Abstract

Hibler's well established model of large-scale sea-ice dynamics is considered, in which sea-ice, although a granular material made up of floes, is viewed and treated as a medium of continuum mechanics. The ice cover is commonly assumed to be a two-dimensional isotropic compressible fluid of viscous-plastic type which forms a highly stiff constitutive law. The complete model of sea-ice dynamics additionally comprises momentum balance equations for the ice drift velocity and conservation laws for continuity of its mass and compactness. In treating the complete set of equations, the central problem is posed by the sensitive crucial adjustment of the (quasistatic) equilibrium of forces. As a suitable approach to mathematical investigation and numerical treatment, the constitutive equations are reformulated in terms of projection to the convex yield domain in stress space. The mathematical features (existence and uniqueness of a solution) of this strongly nonlinear system of partial differential equations may be clarified by means of general theorems on variational inequalities and equations with monotonic operators in Hilbert spaces.

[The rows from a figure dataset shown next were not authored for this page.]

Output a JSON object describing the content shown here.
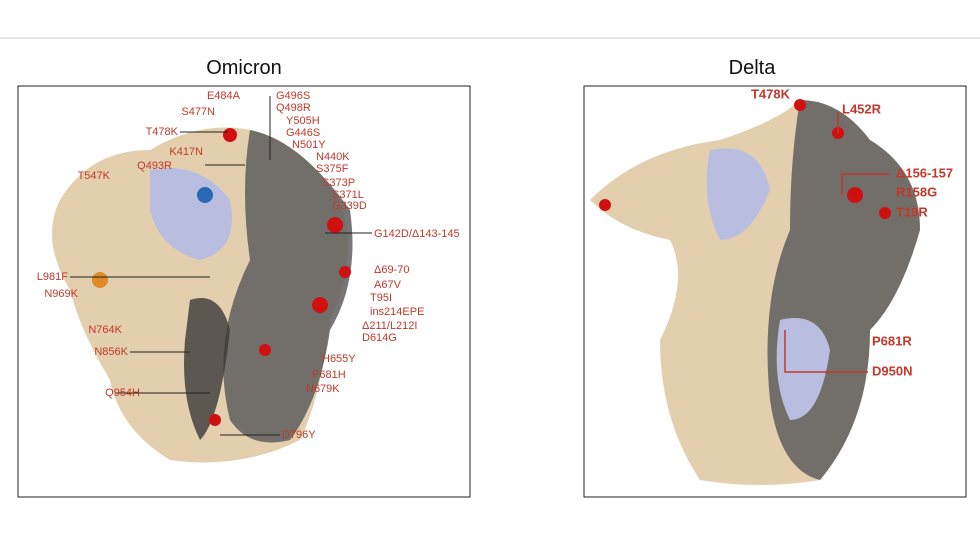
{
  "panels": [
    {
      "title": "Omicron",
      "labels": [
        "E484A",
        "S477N",
        "T478K",
        "K417N",
        "Q493R",
        "T547K",
        "G496S",
        "Q498R",
        "Y505H",
        "G446S",
        "N501Y",
        "N440K",
        "S375F",
        "S373P",
        "S371L",
        "G339D",
        "G142D/Δ143-145",
        "L981F",
        "N969K",
        "Δ69-70",
        "A67V",
        "T95I",
        "ins214EPE",
        "Δ211/L212I",
        "D614G",
        "N764K",
        "N856K",
        "H655Y",
        "P681H",
        "N679K",
        "Q954H",
        "D796Y"
      ]
    },
    {
      "title": "Delta",
      "labels": [
        "T478K",
        "L452R",
        "Δ156-157",
        "R158G",
        "T19R",
        "P681R",
        "D950N"
      ]
    }
  ]
}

Since the study is ultimately aimed at a numerical method, emphasis is put on the discrete-in-time version of Hibler's problem. As a result, if there is a solution to the problem, it is unique. However, for the ideally plastic constitutive law the existence of a solution is not guaranteed. To ensure a solution, we modified it from perfectly plastic to slightly viscoplastic. On this basis, an appropriate implicit numerical procedure is presented. The nonlinear problem is iterated by a sequence of linearizations.